Jemand hatte das Gitter aufgerissen, denn das Tor hing in einem schiefen Winkel lose in den Angeln. Und Don Tiki hatte Recht gehabt! Das Leuchten drang aus den Tiefen des Bunkers.
Don Tiki blieb wie angewurzelt am Rand der Lichtung stehen und blickte in den leuchtenden Schlund. Seine Nackenhaare stellten sich auf, und er spürte ein penetrantes Ziehen in der Nackengegend, als sich die Muskeln verkrampften.
Wer in Gottes Namen war so verrückt, in einen Weltkriegsbunker einzudringen? Die Teile waren einsturzgefährdet und konnten bei der kleinsten Unvorsichtigkeit in sich zusammenfallen.

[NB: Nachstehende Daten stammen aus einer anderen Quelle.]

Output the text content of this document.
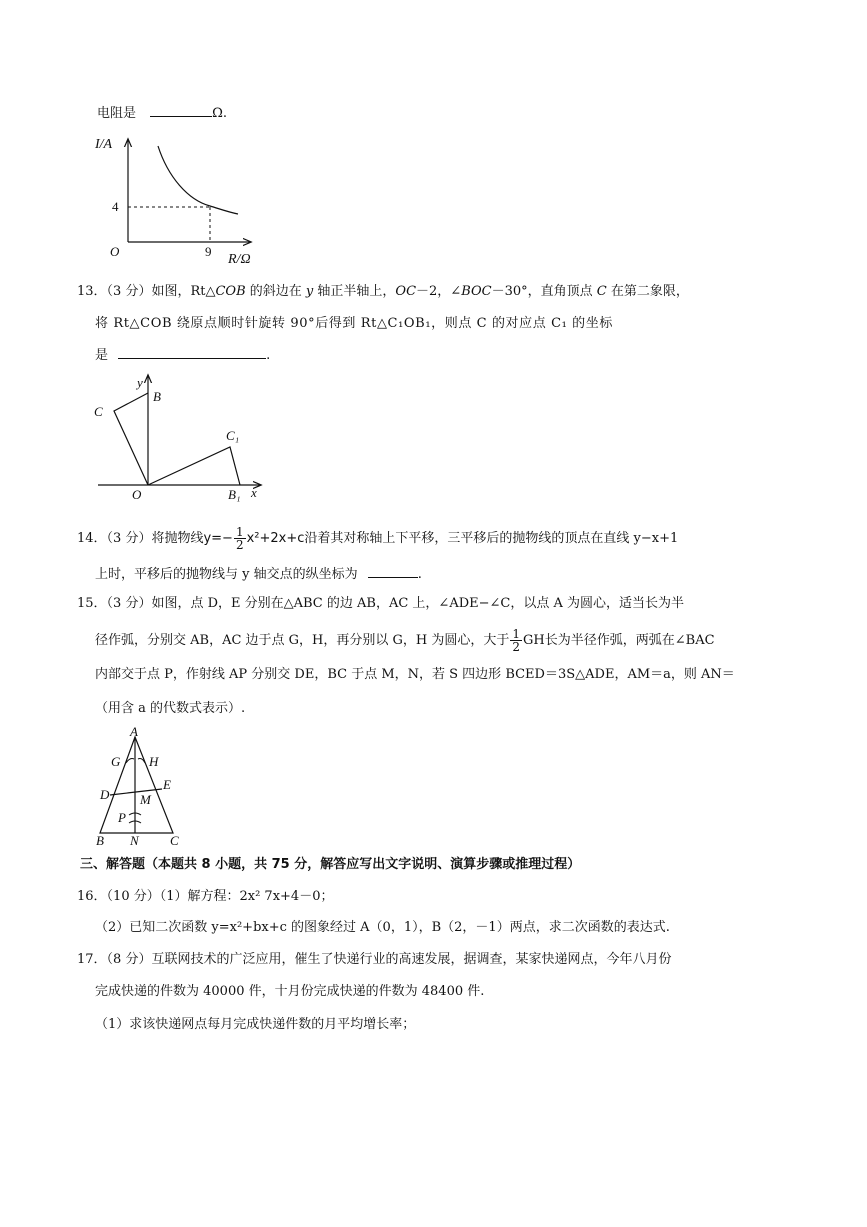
电阻是	Ω.
I/A
4
O	9
R/Ω
13．（3 分）如图，Rt△COB 的斜边在 y 轴正半轴上，OC－2，∠BOC－30°，直角顶点 C 在第二象限，
将 Rt△COB 绕原点顺时针旋转 90°后得到 Rt△C₁OB₁，则点 C 的对应点 C₁ 的坐标
是	.
y
B
C
C₁
O	B₁ x
14．（3 分）将抛物线$y=- \frac{1}{2} x^2+2x+c$沿着其对称轴上下平移，三平移后的抛物线的顶点在直线 y−x+1
上时，平移后的抛物线与 y 轴交点的纵坐标为	.
15．（3 分）如图，点 D，E 分别在△ABC 的边 AB，AC 上，∠ADE−∠C，以点 A 为圆心，适当长为半
径作弧，分别交 AB，AC 边于点 G，H，再分别以 G，H 为圆心，大于 $\frac{1}{2}$ GH长为半径作弧，两弧在∠BAC
内部交于点 P，作射线 AP 分别交 DE，BC 于点 M，N，若 S 四边形 BCED＝3S△ADE，AM＝a，则 AN＝
（用含 a 的代数式表示）.
A
G H
E
D M
P
B N C
三、解答题（本题共 8 小题，共 75 分，解答应写出文字说明、演算步骤或推理过程）
16．（10 分）（1）解方程：2x² 7x+4－0；
（2）已知二次函数 y=x²+bx+c 的图象经过 A（0，1），B（2，－1）两点，求二次函数的表达式.
17．（8 分）互联网技术的广泛应用，催生了快递行业的高速发展，据调查，某家快递网点，今年八月份
完成快递的件数为 40000 件，十月份完成快递的件数为 48400 件.
（1）求该快递网点每月完成快递件数的月平均增长率；
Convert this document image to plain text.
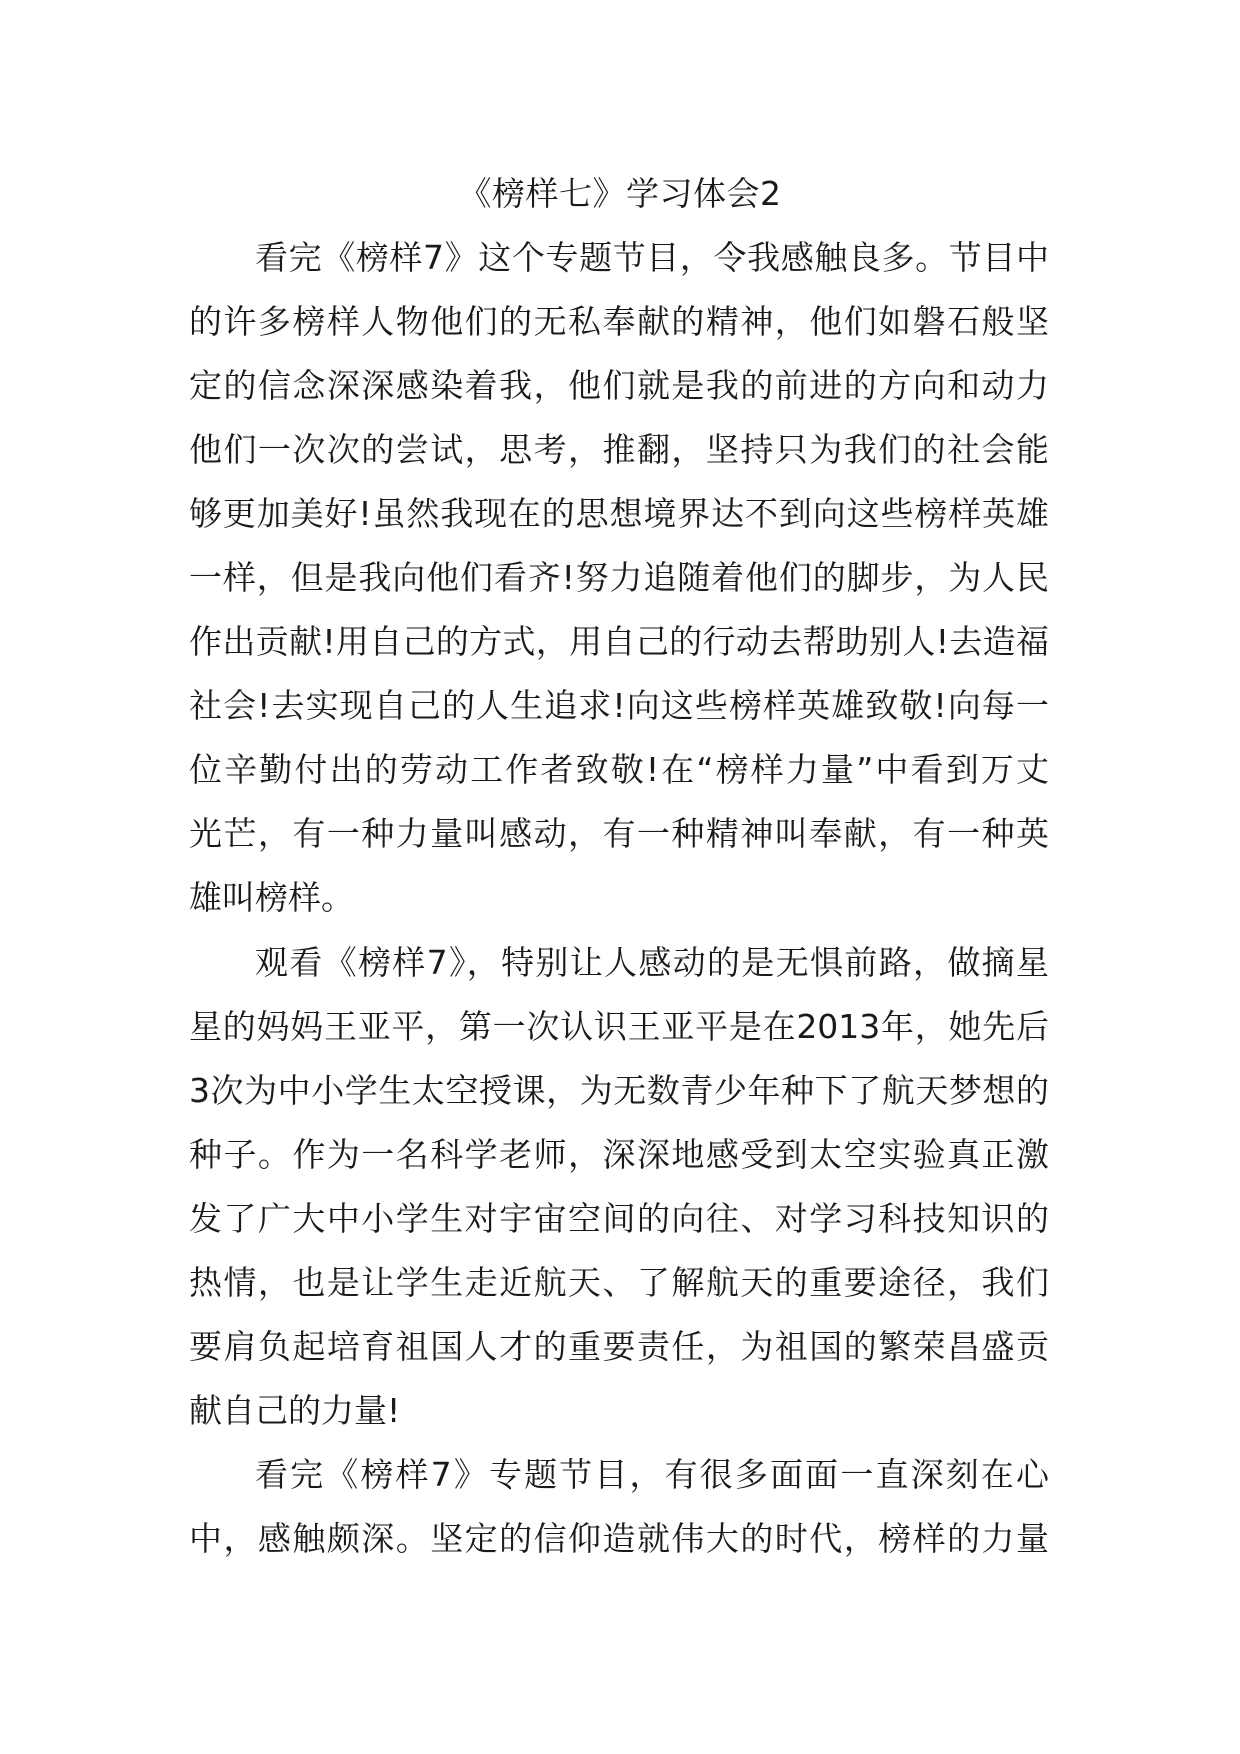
《榜样七》学习体会2

看完《榜样7》这个专题节目，令我感触良多。节目中

的许多榜样人物他们的无私奉献的精神，他们如磐石般坚

定的信念深深感染着我，他们就是我的前进的方向和动力

他们一次次的尝试，思考，推翻，坚持只为我们的社会能

够更加美好!虽然我现在的思想境界达不到向这些榜样英雄

一样，但是我向他们看齐!努力追随着他们的脚步，为人民

作出贡献!用自己的方式，用自己的行动去帮助别人!去造福

社会!去实现自己的人生追求!向这些榜样英雄致敬!向每一

位辛勤付出的劳动工作者致敬!在“榜样力量”中看到万丈

光芒，有一种力量叫感动，有一种精神叫奉献，有一种英

雄叫榜样。

观看《榜样7》，特别让人感动的是无惧前路，做摘星

星的妈妈王亚平，第一次认识王亚平是在2013年，她先后

3次为中小学生太空授课，为无数青少年种下了航天梦想的

种子。作为一名科学老师，深深地感受到太空实验真正激

发了广大中小学生对宇宙空间的向往、对学习科技知识的

热情，也是让学生走近航天、了解航天的重要途径，我们

要肩负起培育祖国人才的重要责任，为祖国的繁荣昌盛贡

献自己的力量!

看完《榜样7》专题节目，有很多面面一直深刻在心

中，感触颇深。坚定的信仰造就伟大的时代，榜样的力量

Ihn beschlich immer mehr das Gefühl, dass sich ein paar betrunkene Jugendliche in dem alten Tunnelsystem aufhielten. Ein normaler Mensch würde nie auf eine solch blöde Idee kommen. Er ärgerte sich, dass er sich wegen ein paar Vollidioten beinahe in die Hose gemacht hätte. Der Mann im Hawaiihemd wollte schon auf die Lichtung treten, als etwas aus dem gähnenden Loch trat. Jetzt war die Panik so übermächtig groß, dass er nicht mehr in der Lage war, sich zu bewegen. Seine Sinne weigerten sich zu akzeptieren, was er da sah. Dieses Etwas war weder ein Mensch noch ein Tier. Vielleicht ein Konglomerat aus beiden Gattungen, doch sein Gehirn weigerte sich, ihm eine vernünftige Erklärung zu geben.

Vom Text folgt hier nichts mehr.